Currently, we have a workaround that will copy any changes to the mapping back to the host upon glBufferUnmap, but this of course is slow when the implementation directly returns mapped memory, and doesn't work for GL_PERSISTENT_BIT, where directly mapped memory is required.
A few years ago we also faced this problem with Vulkan's, which was solved through the VK_EXT_map_memory_placed extension Faith drafted, allowing us to use our Wine-internal allocator to provide the pages the driver maps to. I'm now wondering if an GL equivalent would also be seen as feasible amongst the devs here.
Proposed solution:
As the GL backend handles host mapping in its own code, only giving suballocations from its mappings back to the App, the problem is a little bit less straight forward in comparison to our Vulkan solution: If we just allowed the application to set its own placed mapping when calling glMapBuffer, the driver might then have to handle moving buffers out of already mapped ranges, and would lose control over its own memory management schemes.

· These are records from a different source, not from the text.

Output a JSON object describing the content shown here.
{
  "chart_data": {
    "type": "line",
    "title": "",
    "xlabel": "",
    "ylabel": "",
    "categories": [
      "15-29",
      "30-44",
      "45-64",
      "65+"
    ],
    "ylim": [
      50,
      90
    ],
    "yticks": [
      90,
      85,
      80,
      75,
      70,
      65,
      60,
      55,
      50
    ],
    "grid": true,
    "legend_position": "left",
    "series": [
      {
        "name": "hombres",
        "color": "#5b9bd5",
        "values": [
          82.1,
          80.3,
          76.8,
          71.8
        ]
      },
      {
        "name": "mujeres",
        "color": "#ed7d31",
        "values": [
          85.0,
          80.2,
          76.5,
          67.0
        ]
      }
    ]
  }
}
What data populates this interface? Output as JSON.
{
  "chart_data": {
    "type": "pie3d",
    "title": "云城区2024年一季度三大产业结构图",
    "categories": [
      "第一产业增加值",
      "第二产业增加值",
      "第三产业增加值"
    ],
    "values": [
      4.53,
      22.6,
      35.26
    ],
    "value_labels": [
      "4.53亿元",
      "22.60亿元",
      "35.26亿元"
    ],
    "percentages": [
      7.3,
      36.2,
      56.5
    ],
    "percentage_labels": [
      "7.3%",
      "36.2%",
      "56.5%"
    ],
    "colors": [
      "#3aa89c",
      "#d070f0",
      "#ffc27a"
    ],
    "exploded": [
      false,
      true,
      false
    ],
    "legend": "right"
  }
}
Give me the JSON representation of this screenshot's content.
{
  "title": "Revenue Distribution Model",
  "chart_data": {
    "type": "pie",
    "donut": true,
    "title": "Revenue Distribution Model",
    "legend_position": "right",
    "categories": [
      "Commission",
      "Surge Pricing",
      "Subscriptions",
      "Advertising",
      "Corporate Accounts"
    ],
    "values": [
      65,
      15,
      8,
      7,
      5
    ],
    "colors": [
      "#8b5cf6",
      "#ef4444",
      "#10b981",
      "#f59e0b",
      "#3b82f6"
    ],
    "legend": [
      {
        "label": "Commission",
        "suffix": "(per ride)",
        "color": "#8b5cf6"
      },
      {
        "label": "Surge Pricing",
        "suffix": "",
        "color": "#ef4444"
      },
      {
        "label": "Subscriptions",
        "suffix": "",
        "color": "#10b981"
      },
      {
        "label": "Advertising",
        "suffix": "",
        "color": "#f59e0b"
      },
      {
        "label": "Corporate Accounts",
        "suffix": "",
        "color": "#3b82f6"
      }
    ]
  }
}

Therefore, I propose a GL extension that allows the GL client to provide a mapping and unmapping callback to the implementation, to be used whenever the driver needs to perform such operations. This way the driver remains in full control of its memory management affairs, and the amount of work for an implementation as well as potential for bugs is kept minimal. I've written a draft implementation in Zink using map_memory_placed [1] and a corresponding Wine MR utilizing it [2], and would be curious to hear your thoughts. I don't have experience in the Mesa codebase, so I apologize if the branch is a tad messy.
In theory, the only requirement from drivers from the extension would be that glMapBuffer always return a pointer from within a page allocated through the provided callbacks, so that it can be guaranteed to be positioned within the required address space. Wine would then use it's existing workaround for other types of buffers, but as Mesa seems to often return directly mapped buffers in other cases as well, Wine could also avoid the slowdown that comes with copying in these cases as well.
Why not use Zink?:
There's also a proposal to use a 32-bit PE build of Zink in Wine bypassing the need for an extension; I brought this to discussion in this Wine-Devel thread last week [3], which has some arguments against this approach.
If any of you have thoughts, concerns, or questions about this potential approach, please let me know, thanks!